A lot of women struggle to gain respect and therefore success in male dominated work environments. So find out how women can gain respect in the workplace...
It can be really difficult to be a woman to advance in the workplace when men and even other women degrade you or treat you differently.
Some of these degrading behaviors include being spoken down to or marginalized, being ridiculed publicly, being interrupted, or being the subject of sexist remarks. While this conduct is unacceptable, there are ways to overcome it. Women can gain respect in the workplace with a very simple strategy:
Communication: Be Friendly But Firm!
Say you're in a meeting and you notice that you're being interrupted by another coworker, don't point it out publicly. Wait until you have a moment to catch that coworker alone. Once you're in a calm, one-on-one environment, then bring up what happened and how it made you feel, but be polite and professional. You'll come across as very strong and powerful if you can effectively communicate criticism in a non-hostile positive manner. It's one of the most important skills to learn.
Oftentimes, the other party doesn't even realize what they've said or done to upset you!
Sometimes they do know, especially if what they've done is discrimination or harassment, but sometimes they will stop if you speak to them and tell them you want to them immediately stop specific conduct. Some people are used to being more assertive.
Don't be confrontational.
Avoid yelling or accusing the other person of doing it on purpose. If they didn't like you before, they'll think you're a jerk now. Professional communication is the first step to advancing in the workplace.
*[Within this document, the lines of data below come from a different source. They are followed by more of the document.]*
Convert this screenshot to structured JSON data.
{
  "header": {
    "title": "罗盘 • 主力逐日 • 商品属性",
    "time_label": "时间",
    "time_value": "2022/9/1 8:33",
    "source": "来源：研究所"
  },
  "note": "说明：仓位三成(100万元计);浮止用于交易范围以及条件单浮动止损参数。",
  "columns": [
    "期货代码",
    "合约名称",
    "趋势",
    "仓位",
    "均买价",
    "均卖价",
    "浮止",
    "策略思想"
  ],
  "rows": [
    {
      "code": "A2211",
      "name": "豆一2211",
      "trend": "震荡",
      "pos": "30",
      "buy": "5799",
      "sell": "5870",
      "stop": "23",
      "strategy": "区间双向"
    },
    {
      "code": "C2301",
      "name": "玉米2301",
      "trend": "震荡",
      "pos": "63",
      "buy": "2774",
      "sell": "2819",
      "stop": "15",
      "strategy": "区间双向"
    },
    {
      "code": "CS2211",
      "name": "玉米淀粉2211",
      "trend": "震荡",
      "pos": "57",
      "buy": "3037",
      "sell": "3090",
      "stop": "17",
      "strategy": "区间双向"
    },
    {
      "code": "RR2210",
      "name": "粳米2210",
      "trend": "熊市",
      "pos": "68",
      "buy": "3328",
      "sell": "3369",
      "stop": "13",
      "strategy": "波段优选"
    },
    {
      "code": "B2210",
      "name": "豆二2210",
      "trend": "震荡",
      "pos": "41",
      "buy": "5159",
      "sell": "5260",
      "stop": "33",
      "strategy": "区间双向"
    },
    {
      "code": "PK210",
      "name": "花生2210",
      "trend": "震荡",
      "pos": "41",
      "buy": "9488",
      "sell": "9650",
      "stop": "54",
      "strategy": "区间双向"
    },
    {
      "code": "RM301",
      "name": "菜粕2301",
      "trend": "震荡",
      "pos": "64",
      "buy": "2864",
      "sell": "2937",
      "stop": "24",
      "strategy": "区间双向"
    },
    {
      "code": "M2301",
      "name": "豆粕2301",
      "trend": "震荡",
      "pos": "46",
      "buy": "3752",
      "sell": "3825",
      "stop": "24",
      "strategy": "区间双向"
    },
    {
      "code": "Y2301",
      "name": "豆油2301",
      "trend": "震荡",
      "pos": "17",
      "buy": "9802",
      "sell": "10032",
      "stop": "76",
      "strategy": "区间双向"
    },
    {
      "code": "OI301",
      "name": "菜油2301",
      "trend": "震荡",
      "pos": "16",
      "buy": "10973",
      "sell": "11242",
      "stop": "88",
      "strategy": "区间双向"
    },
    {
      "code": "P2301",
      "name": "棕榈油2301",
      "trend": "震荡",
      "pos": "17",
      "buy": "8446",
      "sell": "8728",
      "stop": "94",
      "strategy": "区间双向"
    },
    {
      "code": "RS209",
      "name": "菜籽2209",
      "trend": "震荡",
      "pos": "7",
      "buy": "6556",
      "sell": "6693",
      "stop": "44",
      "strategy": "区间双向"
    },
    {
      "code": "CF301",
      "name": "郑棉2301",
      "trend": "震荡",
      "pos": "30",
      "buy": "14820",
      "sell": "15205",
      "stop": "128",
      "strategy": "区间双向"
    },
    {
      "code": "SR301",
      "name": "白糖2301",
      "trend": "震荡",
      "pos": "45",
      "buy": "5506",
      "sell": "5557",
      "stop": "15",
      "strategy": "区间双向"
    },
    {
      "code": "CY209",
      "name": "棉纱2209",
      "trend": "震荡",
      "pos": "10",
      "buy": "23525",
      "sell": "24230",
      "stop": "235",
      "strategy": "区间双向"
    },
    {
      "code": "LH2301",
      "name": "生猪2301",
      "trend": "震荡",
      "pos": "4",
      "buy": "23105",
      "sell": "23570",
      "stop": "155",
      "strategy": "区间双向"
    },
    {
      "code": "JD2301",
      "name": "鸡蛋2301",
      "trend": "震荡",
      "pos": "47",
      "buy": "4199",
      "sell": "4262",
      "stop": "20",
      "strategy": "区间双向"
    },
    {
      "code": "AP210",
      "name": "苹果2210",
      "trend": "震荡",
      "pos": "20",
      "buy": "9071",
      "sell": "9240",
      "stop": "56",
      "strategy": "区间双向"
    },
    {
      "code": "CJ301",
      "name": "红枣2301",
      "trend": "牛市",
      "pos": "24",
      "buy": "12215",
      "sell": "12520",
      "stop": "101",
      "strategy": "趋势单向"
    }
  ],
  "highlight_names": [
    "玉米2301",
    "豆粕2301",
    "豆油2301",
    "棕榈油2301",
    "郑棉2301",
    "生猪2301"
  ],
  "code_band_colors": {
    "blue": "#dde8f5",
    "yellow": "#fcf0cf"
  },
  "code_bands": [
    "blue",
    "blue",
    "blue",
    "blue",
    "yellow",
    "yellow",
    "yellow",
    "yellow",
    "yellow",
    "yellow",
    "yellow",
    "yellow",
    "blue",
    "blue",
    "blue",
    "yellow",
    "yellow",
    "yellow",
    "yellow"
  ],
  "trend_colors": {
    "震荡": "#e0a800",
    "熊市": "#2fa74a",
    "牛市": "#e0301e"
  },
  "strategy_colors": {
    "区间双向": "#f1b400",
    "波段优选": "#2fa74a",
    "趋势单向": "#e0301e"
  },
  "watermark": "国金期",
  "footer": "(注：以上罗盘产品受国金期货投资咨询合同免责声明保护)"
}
A person who can control the situation, avoid getting emotional, and can communicate effectively with their team will go far in a company.
If they do not stop their behavior or it escalates, and it is unacceptable behavior such as sexual harassment, put your complaint in writing and speak to a manager or the human resources department. You can even take your complaint to the EEOC if HR does not investigate your complaint or if they retaliate against you for filing a complaint.